The final figure shows the 3-dimensional regression line (i.e., plane) that best fits the sample. You can see that considering multiple dimensions increases the performance of the deterministic component of the model and therefore reduces the amount of information that goes into the garbage can as unpredictable. This can be shown in the last picture that only looks at the relationship from the “Size” dimension. In the figure on the left, the blue dots are the observations in the data, the black line is the regression line from the simple regression model (without Bedrooms), while the red dots are the model predictions from the multiple regression model with Bedrooms included as an additional independent variable. Notice how this allows the regression predictions to veer off of a straight line. This results in slightly less prediction errors showing up in your garbage can - as illustrated in the figure on the right.

par(mfrow = c(1,2))
plot(hprice1$sqrft,hprice1$price, col = "blue",
          pch = 19, cex = 1,
          xlab = "House Size", ylab = "House Price")
lines(hprice1$sqrft,fitted(REG1))
points(hprice1$sqrft,fitted(REG3),col = "red")

plot(hprice1$sqrft,residuals(REG1), col = "black",
          pch = 19, cex = 1,
          xlab = "House Size", ylab = "Residuals")
points(hprice1$sqrft,residuals(REG3),col = "red")
abline(h = 0,col="blue")

8.1.1 The Importance of “Controls”

One very important item to point out in the last application is exactly why the coefficient on number of bedrooms dropped from $62,000 to $15,200 when the size of the house was added to the regression. The reason can be broken up into two categories.

1. The independent variables are correlated

It seems reasonable to believe that bigger houses have more bedrooms. This means that the size of a house and the number of bedrooms are correlated with each other.

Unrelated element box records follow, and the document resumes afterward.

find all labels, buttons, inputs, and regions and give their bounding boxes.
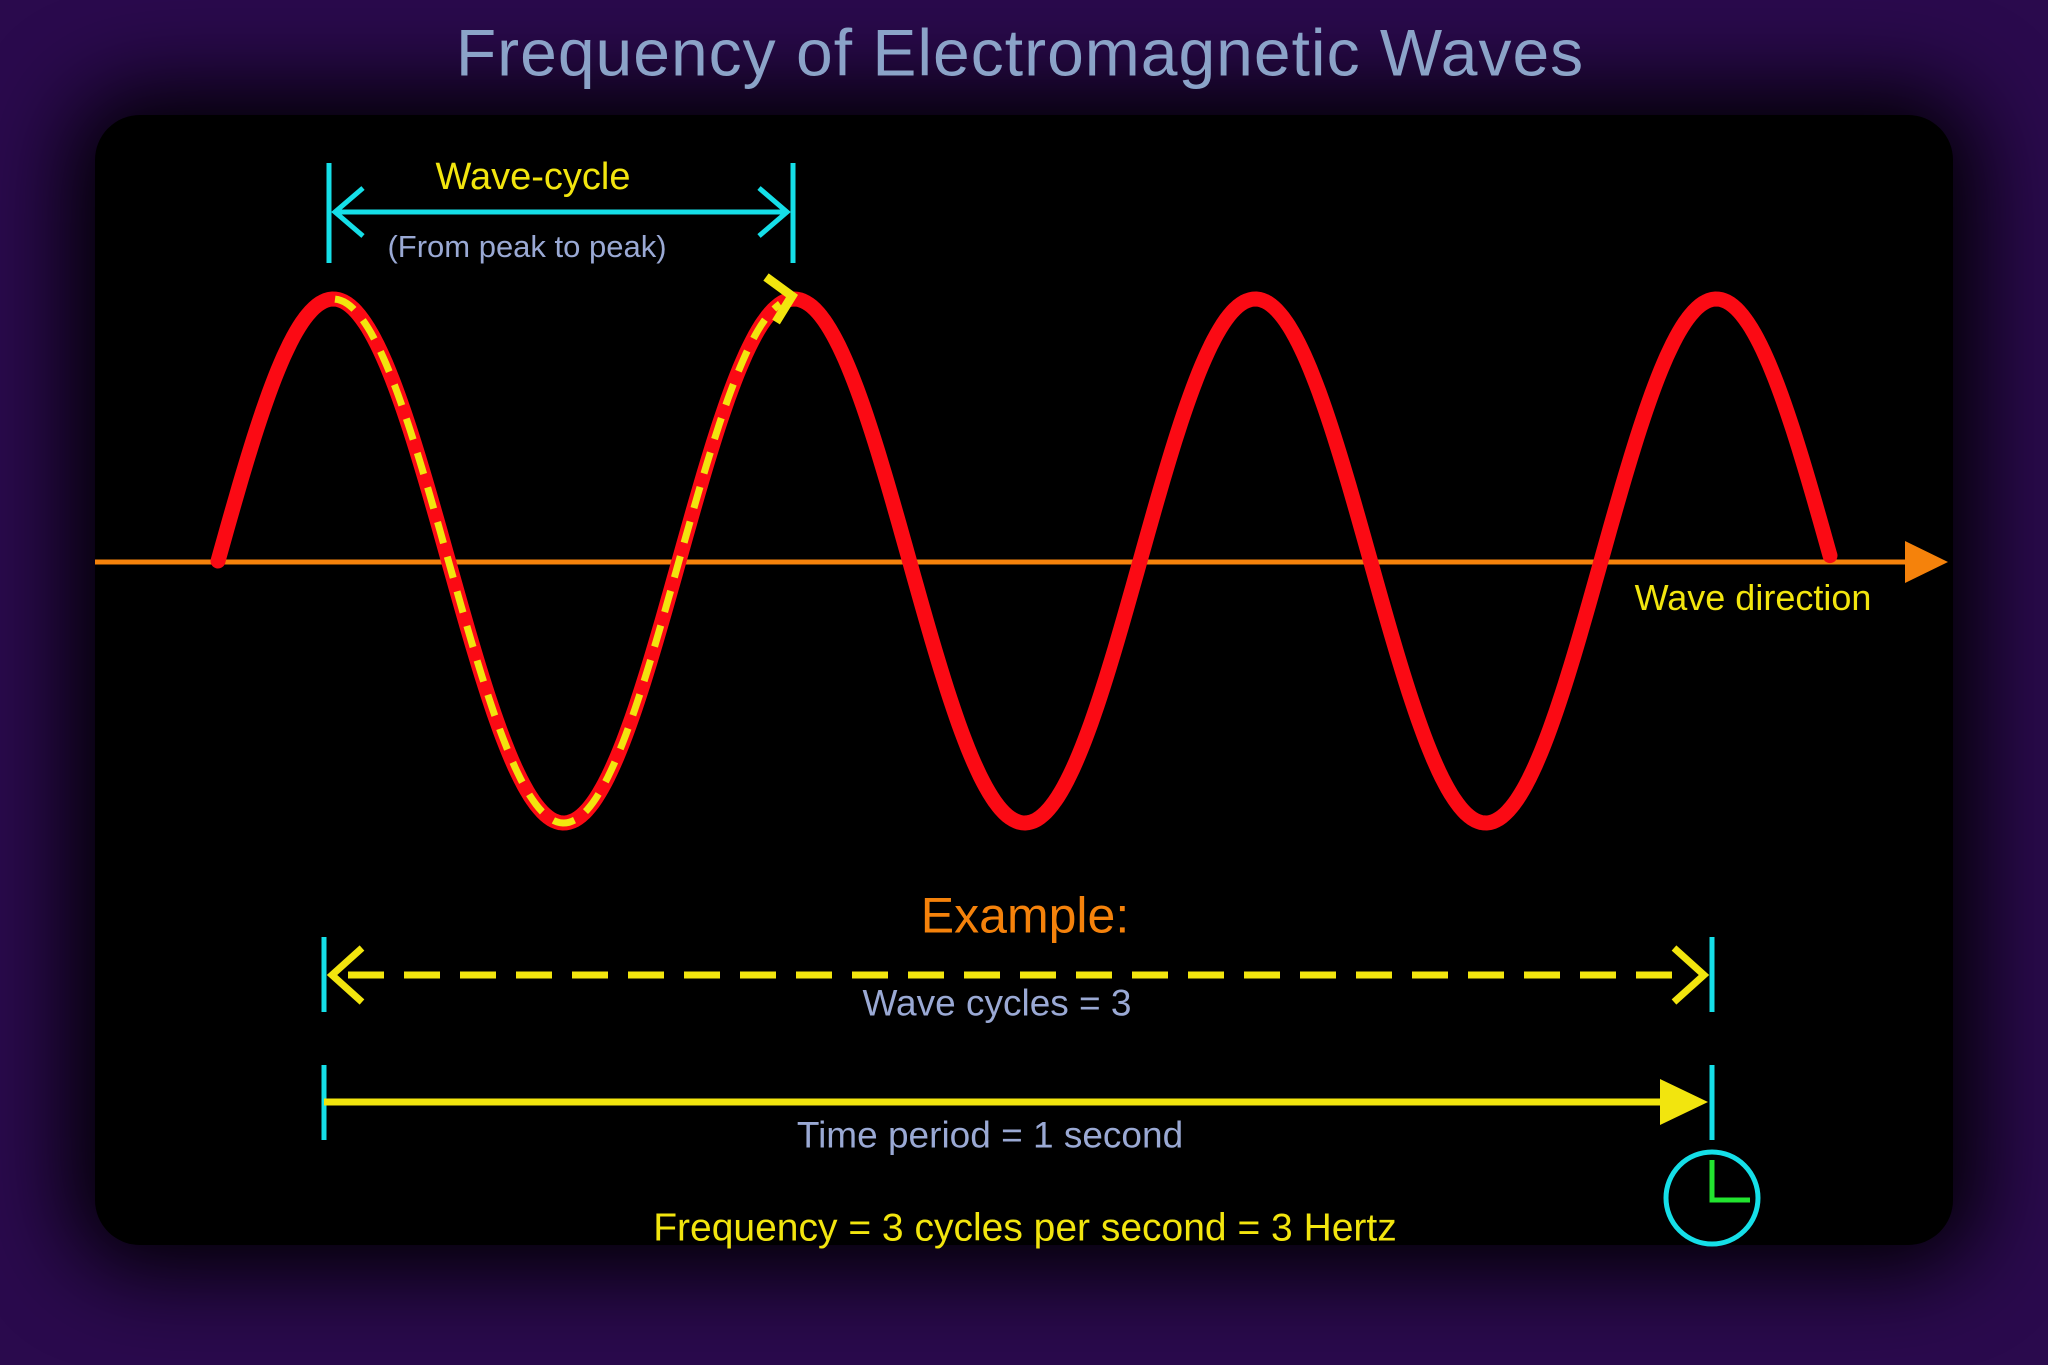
time-period-label: Time period = 1 second xyxy=(796,1114,1184,1156)
time-period-arrow xyxy=(321,1065,1715,1140)
wave-axis xyxy=(95,541,1948,583)
wave-cycles-label: Wave cycles = 3 xyxy=(862,982,1132,1024)
frequency-label: Frequency = 3 cycles per second = 3 Hert… xyxy=(653,1206,1397,1250)
wave-cycle-trace-arrowhead-icon xyxy=(763,273,799,325)
wave-cycles-arrow xyxy=(321,937,1715,1012)
bracket-right-arrowhead-icon xyxy=(757,186,791,238)
wave-cycle-label: Wave-cycle xyxy=(435,156,631,199)
wave-cycles-left-arrowhead-icon xyxy=(326,945,365,1005)
axis-arrowhead-icon xyxy=(1905,541,1948,583)
wave-direction-label: Wave direction xyxy=(1634,577,1872,619)
time-period-arrowhead-icon xyxy=(1660,1079,1708,1125)
clock-icon xyxy=(1663,1149,1761,1247)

2. “All Else Equal” in a Multiple Regression is more than just words

A multiple regression can separately identify the impact of each independent variable on the dependent variable.

Put together, these two items suggest that when two independent variables are correlated, then they should both appear in the regression model. If not, then the correlation between an included independent variable and an omitted independent variable might lead to omitted variable bias. This is what we saw above in the regression with only number of bedrooms as an independent variable. The coefficient of $62,000 is giving you the combined impact of an additional room and a bigger house. When you add house size as another independent variable, you are now able to determine the expected increase in house price for an additional bedroom holding house size constant.

Bottom line is that even though you are concerned with the results from a particular independent variable, it is important to try and include all independent variables that might be correlated with the independent variable of interest. This attempts to alleviate omitted variable bias.